Of the beauty of a walk through Rome by moonlight it is impossible to form a conception, without having witnessed it. All single objects are swallowed up by the great masses of light and shade, and nothing but grand and general outlines present themselves to the eye. For three several days we have enjoyed to the full the brightest and most glorious of nights. Peculiarly beautiful at such a time is the Coliseum. At night it is always closed; a hermit dwells in a little shrine within its range, and beggars of all kinds nestle beneath its crumbling arches; the latter had lit a fire on the arena, and a gentle wind bore down the smoke to the ground, so that the lower portion of the ruins was quite hid by it, while above the vast walls stood out in deeper darkness before the eye.

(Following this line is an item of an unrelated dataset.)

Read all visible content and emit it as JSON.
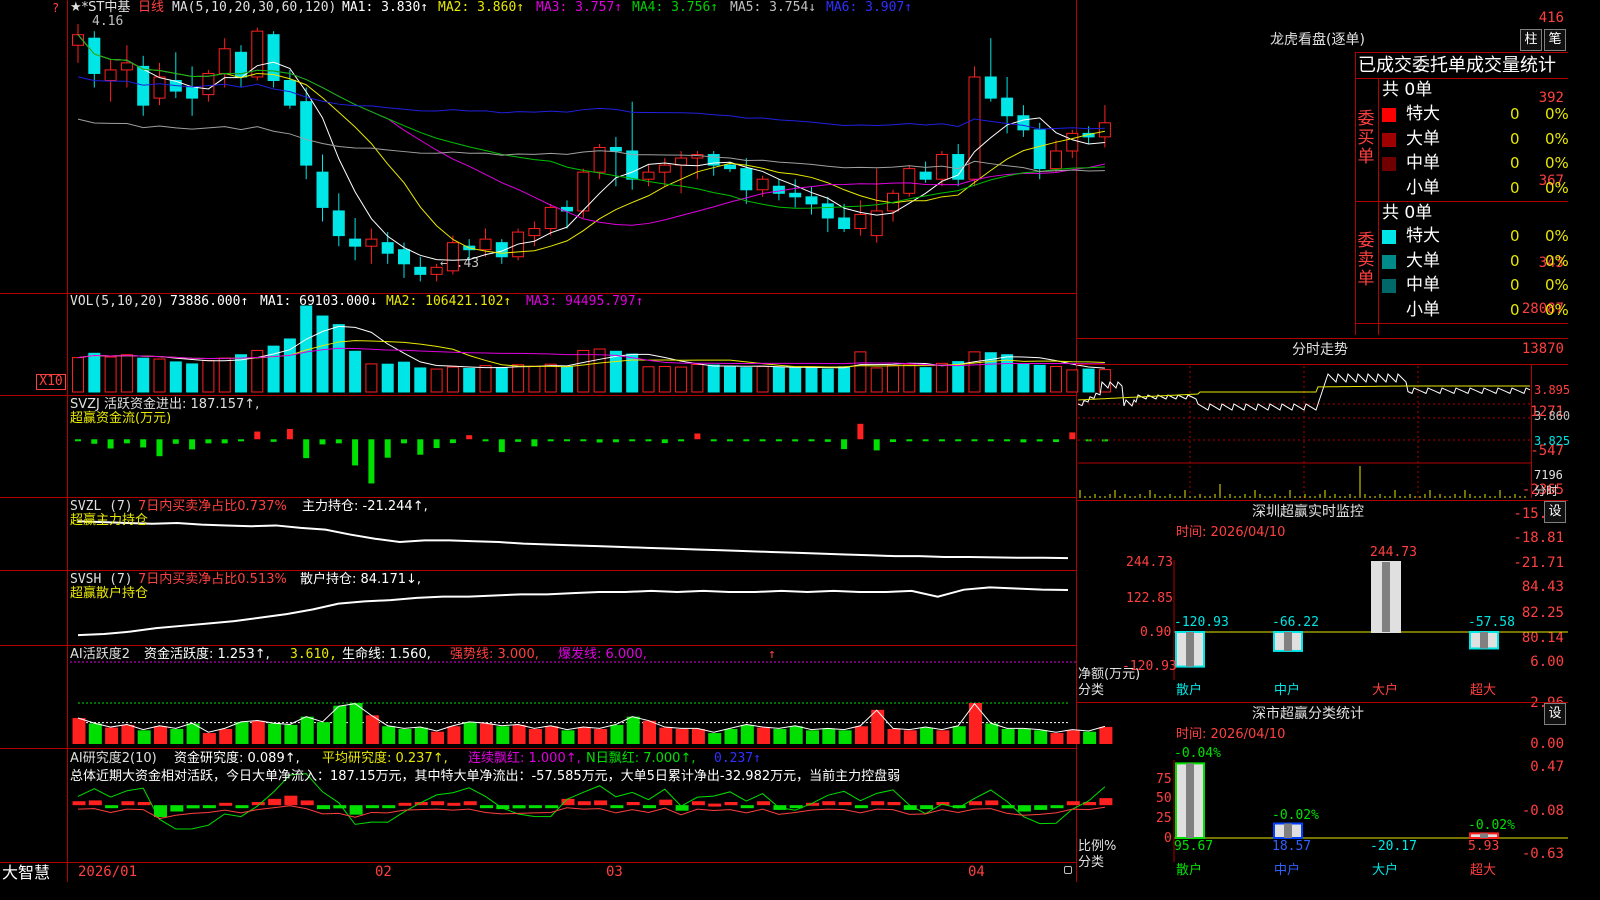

As we stopt at the gate to contemplate the scene through the iron gratings, the moon shone brightly in the heavens above. Presently the smoke found its way up the sides, and through every chink and opening, while the moon lit it up like a cloud. The sight was exceedingly glorious. In such a light one ought also to see the Pantheon, the Capitol, the Portico of St. Peter’s, and the other grand streets and squares—and thus sun and moon, like the human mind, have quite a different work to do here from elsewhere, where the vastest and yet the most elegant of masses present them-selves to their rays.